Fake listings pulled from Instagram before Black Friday

A crackdown by UK Trading Standards and social media group Meta has been launched to remove listings of potential counterfeit products from Instagram in the run-up to Black Friday tomorrow.

The listings cover counterfeit electrical goods – such as phone accessories and potentially dangerous chargers – as well as fake clothing and fashion accessories, jewellery, tobacco, car parts and copyrighted photographs.

The crackdown – which is still ongoing – has already led to hundreds of Instagram listings being taken down, according to the partners. It comes as a new survey has shown that just over one in four UK shoppers are considering or intending to buy fake products this year.

Electrical devices and accessories like chargers and earphones are among the top purchase targets for consumers, according to the report, which also found that 37 per cent of respondents said they want to buy the same amount of presents as last Christmas.

That "could lure more people into unknowingly purchasing cheaper but unsafe counterfeit products," according to a Trading Standards statement.

Illegally-sold items pose substantial risks for shoppers, as they can be both poor quality, leading to wasted spending, and incredibly dangerous.

Previous research by Electrical Safety First found that 98 per cent of fake Apple chargers failed safety tests, while Home Office data suggests 10 house fires in the UK each day are caused by faulty appliances and leads.

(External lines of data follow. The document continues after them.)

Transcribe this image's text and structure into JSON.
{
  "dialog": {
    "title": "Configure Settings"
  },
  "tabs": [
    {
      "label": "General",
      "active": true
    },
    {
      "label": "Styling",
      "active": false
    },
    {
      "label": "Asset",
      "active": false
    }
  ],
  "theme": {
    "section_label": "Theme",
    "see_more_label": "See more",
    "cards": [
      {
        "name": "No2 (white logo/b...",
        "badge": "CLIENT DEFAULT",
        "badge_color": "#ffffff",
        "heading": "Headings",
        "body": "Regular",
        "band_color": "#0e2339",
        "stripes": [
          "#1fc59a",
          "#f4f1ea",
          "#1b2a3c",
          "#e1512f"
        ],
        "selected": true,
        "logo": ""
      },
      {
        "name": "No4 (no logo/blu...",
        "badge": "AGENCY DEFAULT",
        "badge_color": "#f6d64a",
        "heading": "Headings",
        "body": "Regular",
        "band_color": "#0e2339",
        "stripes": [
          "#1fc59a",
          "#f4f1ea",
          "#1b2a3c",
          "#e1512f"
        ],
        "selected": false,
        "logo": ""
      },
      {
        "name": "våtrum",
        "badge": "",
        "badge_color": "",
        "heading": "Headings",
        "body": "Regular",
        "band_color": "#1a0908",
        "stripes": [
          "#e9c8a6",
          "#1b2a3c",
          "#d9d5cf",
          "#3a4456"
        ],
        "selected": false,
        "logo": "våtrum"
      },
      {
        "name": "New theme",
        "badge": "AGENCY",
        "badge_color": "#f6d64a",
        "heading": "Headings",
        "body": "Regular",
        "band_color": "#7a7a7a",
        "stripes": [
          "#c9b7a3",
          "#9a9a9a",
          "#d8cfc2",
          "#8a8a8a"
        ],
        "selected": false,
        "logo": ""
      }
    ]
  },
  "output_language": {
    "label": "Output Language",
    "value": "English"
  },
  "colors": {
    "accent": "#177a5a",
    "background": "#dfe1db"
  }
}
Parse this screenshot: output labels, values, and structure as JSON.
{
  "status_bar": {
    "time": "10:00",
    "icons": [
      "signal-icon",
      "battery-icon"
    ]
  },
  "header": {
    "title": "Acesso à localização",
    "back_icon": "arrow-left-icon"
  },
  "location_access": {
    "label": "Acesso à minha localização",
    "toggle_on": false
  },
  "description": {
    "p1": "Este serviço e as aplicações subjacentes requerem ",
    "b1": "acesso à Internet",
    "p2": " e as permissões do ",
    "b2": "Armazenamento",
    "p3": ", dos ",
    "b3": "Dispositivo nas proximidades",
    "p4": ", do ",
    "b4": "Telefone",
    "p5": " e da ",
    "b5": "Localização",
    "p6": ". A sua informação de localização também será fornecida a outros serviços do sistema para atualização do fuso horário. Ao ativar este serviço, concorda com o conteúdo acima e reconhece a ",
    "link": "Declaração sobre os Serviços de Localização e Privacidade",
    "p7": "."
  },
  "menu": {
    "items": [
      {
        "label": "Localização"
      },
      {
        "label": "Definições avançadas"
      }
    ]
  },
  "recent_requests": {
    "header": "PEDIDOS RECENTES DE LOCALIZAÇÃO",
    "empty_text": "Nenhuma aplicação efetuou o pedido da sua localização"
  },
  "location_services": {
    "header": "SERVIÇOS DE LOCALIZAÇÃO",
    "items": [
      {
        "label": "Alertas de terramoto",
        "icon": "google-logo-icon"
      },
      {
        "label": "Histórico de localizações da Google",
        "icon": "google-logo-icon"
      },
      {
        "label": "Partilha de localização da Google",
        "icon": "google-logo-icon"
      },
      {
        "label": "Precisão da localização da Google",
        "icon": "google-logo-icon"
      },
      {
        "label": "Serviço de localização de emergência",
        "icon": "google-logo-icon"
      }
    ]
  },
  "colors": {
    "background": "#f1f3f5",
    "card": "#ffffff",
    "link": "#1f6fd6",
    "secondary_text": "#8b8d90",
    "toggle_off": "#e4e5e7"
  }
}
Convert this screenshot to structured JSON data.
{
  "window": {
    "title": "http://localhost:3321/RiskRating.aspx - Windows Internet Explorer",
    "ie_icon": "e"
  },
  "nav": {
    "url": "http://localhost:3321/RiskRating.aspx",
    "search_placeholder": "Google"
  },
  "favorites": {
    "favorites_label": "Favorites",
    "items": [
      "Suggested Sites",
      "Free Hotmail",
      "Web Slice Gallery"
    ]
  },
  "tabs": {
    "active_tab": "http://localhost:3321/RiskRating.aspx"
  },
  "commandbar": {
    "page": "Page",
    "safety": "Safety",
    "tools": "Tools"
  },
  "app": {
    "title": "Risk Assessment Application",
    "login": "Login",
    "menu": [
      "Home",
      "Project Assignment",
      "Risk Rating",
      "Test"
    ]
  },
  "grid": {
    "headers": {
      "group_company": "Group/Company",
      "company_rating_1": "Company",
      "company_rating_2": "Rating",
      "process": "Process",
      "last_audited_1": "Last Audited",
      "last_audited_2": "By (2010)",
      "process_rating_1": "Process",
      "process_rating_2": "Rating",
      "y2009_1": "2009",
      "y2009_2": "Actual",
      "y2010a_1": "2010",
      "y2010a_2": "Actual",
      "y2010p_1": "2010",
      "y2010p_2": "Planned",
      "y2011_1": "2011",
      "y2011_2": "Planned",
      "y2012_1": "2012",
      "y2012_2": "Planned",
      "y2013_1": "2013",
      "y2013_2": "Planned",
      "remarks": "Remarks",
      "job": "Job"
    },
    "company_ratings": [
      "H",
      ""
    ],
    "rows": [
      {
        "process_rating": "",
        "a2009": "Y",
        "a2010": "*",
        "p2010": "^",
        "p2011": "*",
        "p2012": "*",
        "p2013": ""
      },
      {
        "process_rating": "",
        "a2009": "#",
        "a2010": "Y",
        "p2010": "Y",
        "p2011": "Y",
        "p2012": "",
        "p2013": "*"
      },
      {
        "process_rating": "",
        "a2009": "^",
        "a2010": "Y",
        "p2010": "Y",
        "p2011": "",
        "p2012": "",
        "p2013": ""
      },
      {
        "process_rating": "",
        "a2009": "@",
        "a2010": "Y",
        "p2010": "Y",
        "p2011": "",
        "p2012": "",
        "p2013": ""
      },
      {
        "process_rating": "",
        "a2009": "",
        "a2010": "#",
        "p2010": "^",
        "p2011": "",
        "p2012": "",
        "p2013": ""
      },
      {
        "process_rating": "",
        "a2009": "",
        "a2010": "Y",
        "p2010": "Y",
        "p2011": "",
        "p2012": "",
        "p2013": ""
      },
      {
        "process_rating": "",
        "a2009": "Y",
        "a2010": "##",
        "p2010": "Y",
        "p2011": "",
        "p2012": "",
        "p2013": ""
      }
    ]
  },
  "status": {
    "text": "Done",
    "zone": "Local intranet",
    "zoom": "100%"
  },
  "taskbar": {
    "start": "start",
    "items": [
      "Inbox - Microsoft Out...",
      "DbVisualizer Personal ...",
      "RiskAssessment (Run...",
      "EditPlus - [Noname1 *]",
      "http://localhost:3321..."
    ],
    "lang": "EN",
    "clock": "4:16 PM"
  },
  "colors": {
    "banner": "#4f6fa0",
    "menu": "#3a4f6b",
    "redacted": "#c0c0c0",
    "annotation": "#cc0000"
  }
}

The revelations come ahead of Black Friday and Cyber Monday, which continue to grow in popularity, with nearly 10 per cent of survey responders confirming they plan to shop on Black Friday for the first time this year.

The operation also coincides with the launch of the Intellectual Property Officer's Don't Blow Christmas campaign (@dontblowchristmas) in advance of the peak online shopping season and is urging people to buy authentic electrical goods from legitimate retailers.

The campaign gives the following advice to consumers considering shopping for bargains:

1)     Vet the seller

2)     Avoid payments by bank transfer

3)     Trust your instincts

4)     Look for EU and UK safety markings

5)     Question the price if much cheaper than elsewhere

"Aside from being poor quality, fake electrical goods can be a fire hazard, while copycat toys can be deadly to children as criminals don't care about safety standards," commented Mike Andrews, national co-ordinator of National Trading Standards eCrime team.

" Even fake designer clothes and accessories cause huge harm as the trade props up organised crime."